For his part, the French President, Emmanuel Macron, has planned the revision of his country's military programming, stressing that "we must now, entering a period of war, know how to produce certain types of equipment faster, stronger" .

Moscow retorted through the voice of its Foreign Minister: "The iron curtain, in fact, is already coming down", he said, taking up this image born with the Cold War and which quickly fell into disuse after the fall of the Berlin Wall in 1989.

He was reacting to the strategic roadmap that the Atlantic Alliance had just adopted and which now designates Russia as being "the most significant and direct threat to the security of the allies".

And this, while denouncing the attempts of Moscow and Beijing to unite their efforts to "destabilize the international order".

The Russians leave Serpents' Island

On the front, Ukraine welcomed the departure of Russian forces from Serpents' Island, which they had taken in the early hours of their offensive, a highly symbolic victory for kyiv.

Moscow claimed to withdraw its troops "as a sign of goodwill", its objectives having been "achieved" and to facilitate the export of Ukrainian grain from Ukraine through the Black Sea.

This militarized islet is located southwest of Odessa, the largest Ukrainian port where millions of tons of grain have been collected, and facing the mouth of the Danube.

The version of the Ukrainian military is radically different: the Russians abandoned Serpents' Island because they found themselves "unable to withstand the fire of our artillery, our missiles and our air strikes".

"The enemy fled in two speedboats", leaving "on fire" this islet where "explosions are still heard", they said again, specifying that they were now going to restore "direct physical control" there. .

"The Russians themselves, during their retreat, blew up 'their own military equipment' and lost a helicopter at sea," the Ukrainian military said.

"Serpents Island is a strategic point and this considerably changes the situation in the Black Sea (...). This does not yet guarantee that the enemy will not return. But it already considerably limits the actions of the occupants", has hammered President Voldymyr Zelensky in the evening.

On the other hand, the president admitted that the situation remained "extremely difficult" in Lyssytchansk, a city in the industrial basin of Donbass, a region in eastern Ukraine where most of the fighting is concentrated.

Lyssytchansk is the last major city not yet in Russian hands in the Lugansk region, one of the two provinces of Donbass, which Moscow intends to fully control.

In Kherson, in the south, Ukrainian helicopters struck "a concentration of enemy troops and military equipment" near the town of Bilozerka, the Ukrainian army said on Friday.

This attack left "35 dead" among Russian soldiers and destroyed two tanks and several other armored vehicles, according to the same source.

kyiv exports electricity to the EU

On the energy front, Ukraine has announced that it has started to export electricity in a "significant" way to the European Union, via Romania.

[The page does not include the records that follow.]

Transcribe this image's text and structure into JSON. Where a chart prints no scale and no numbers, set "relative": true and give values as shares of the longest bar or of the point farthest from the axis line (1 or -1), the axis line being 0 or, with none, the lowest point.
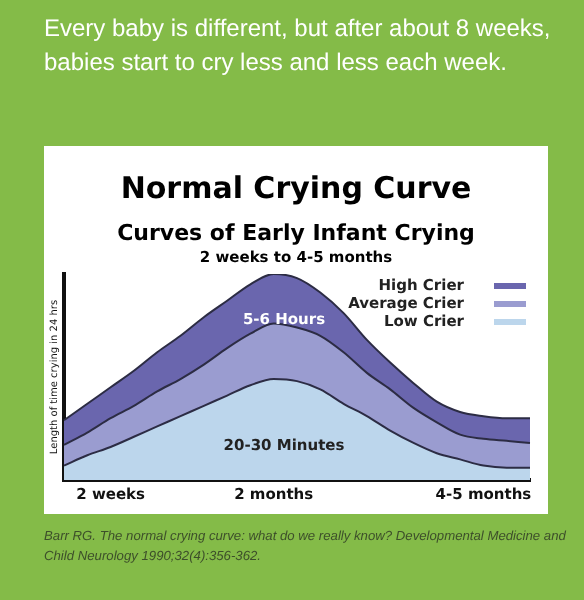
{
  "chart_data": {
    "type": "area",
    "title": "Normal Crying Curve",
    "subtitle": "Curves of Early Infant Crying",
    "ylabel": "Length of time crying in 24 hrs",
    "relative": true,
    "legend": "top right",
    "grid": false,
    "categories": [
      null,
      null,
      "2 weeks",
      null,
      null,
      null,
      null,
      null,
      null,
      "2 months",
      null,
      null,
      null,
      null,
      null,
      null,
      null,
      null,
      "4-5 months",
      null,
      null
    ],
    "series": [
      {
        "name": "High Crier",
        "color": "#6a66ae",
        "values": [
          0.29,
          0.37,
          0.45,
          0.53,
          0.62,
          0.7,
          0.79,
          0.87,
          0.95,
          1,
          0.98,
          0.91,
          0.81,
          0.68,
          0.57,
          0.47,
          0.38,
          0.33,
          0.31,
          0.3,
          0.3
        ]
      },
      {
        "name": "Average Crier",
        "color": "#9a9cd0",
        "values": [
          0.17,
          0.23,
          0.3,
          0.36,
          0.43,
          0.49,
          0.56,
          0.64,
          0.71,
          0.76,
          0.74,
          0.7,
          0.62,
          0.52,
          0.44,
          0.35,
          0.28,
          0.22,
          0.2,
          0.19,
          0.18
        ]
      },
      {
        "name": "Low Crier",
        "color": "#bcd6ec",
        "values": [
          0.07,
          0.12,
          0.16,
          0.21,
          0.26,
          0.31,
          0.36,
          0.41,
          0.46,
          0.49,
          0.48,
          0.44,
          0.37,
          0.31,
          0.24,
          0.18,
          0.13,
          0.1,
          0.07,
          0.06,
          0.06
        ]
      }
    ],
    "annotations": [
      "Every baby is different, but after about 8 weeks, babies start to cry less and less each week.",
      "2 weeks to 4-5 months",
      "5-6 Hours",
      "20-30 Minutes",
      "Barr RG. The normal crying curve: what do we really know? Developmental Medicine and Child Neurology 1990;32(4):356-362."
    ]
  }
}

"An important step in our rapprochement with the European Union was taken" on Thursday, declared the President of Ukraine, whose candidacy for the EU was endorsed last week by the Twenty-Seven.

kyiv "has started to significantly export electricity to EU territory, to Romania", he said in a video address, and "this is only a first step".

“We are preparing to increase deliveries,” he added, stressing that “Ukrainian electricity can replace a considerable part of the Russian gas consumed by Europeans. "Export for us is a matter of security for the whole of Europe", he insisted. The Ukrainian electricity network had been connected to the European network in mid-March, which should help the country to preserve its functioning despite the war.

Ukraine was synchronized with the Russian power grid until its invasion on February 24 and then operated autonomously.

“From today, Ukraine can export electricity to the EU market,” European Commission President Ursula von der Leyen tweeted on Thursday.

"It will bring an additional source of electricity for the EU. And much-needed income for Ukraine. So we are both winners," she argued.